The story of Moses and the murder of the Hebrew children is a “foundational story”. A similar story was part of the foundational history of Assyria. Sargon, a king of Assyria has a similar story of his birth and saving by a princess of Assyria in 7th century BC. This does not make the story of Moses untrue. It makes this story part of a way of claiming how Moses was destined to be the leader of his people.

This passage is paralleled in Matthew with the story of Herod’s murder of the Innocents from yesterday’s passage. In Matthew the story becomes a way to identify Jesus as the New Moses.

Scripture is not mere history of the post-Enlightenment type. Scripture often uses literary devices to catch the believer’s eye and show how important this person is. I do not doubt that Moses was a powerful leader of what became the Hebrew people. It is interesting that in Egyptian, the word Mose means ‘son’, a common name in Egyptian.

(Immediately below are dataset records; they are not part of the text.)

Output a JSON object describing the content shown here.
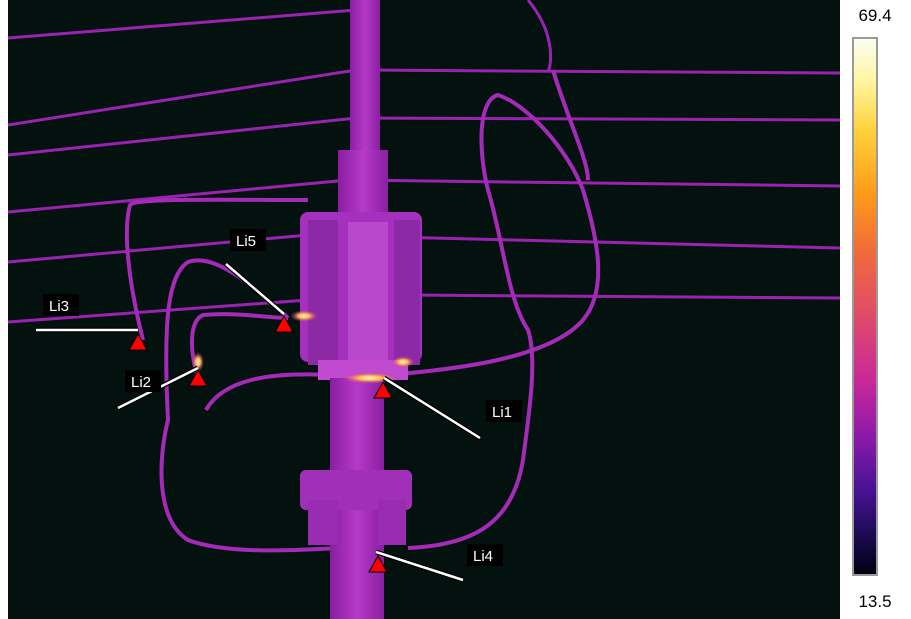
{
  "thermal_image": {
    "colors": {
      "background": "#03120f",
      "wire": "#a126b4",
      "pole": "#b038c6",
      "hotspot": "#fff0a0",
      "marker": "#ff0000",
      "leader": "#ffffff",
      "label_bg": "#000000",
      "label_text": "#ffffff"
    },
    "labels": {
      "li1": "Li1",
      "li2": "Li2",
      "li3": "Li3",
      "li4": "Li4",
      "li5": "Li5"
    }
  },
  "scale": {
    "max": "69.4",
    "min": "13.5",
    "palette": "ironbow"
  }
}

These little tidbits of information add to how I understand the story of Moses. It tells me that special things happened to this leader of the Hebrew people and it lead to his becoming a holy law giver for the people. It shows how God was understood as having acted in the life of this important leader of the Hebrew people. Did it happen exactly this way? I don’t know. It doesn’t matter. The story tells of how the generations after Moses understood how God acted in the life of one who was such a great leader. And it parallels with how God had drawn me out of the hot waters of my life.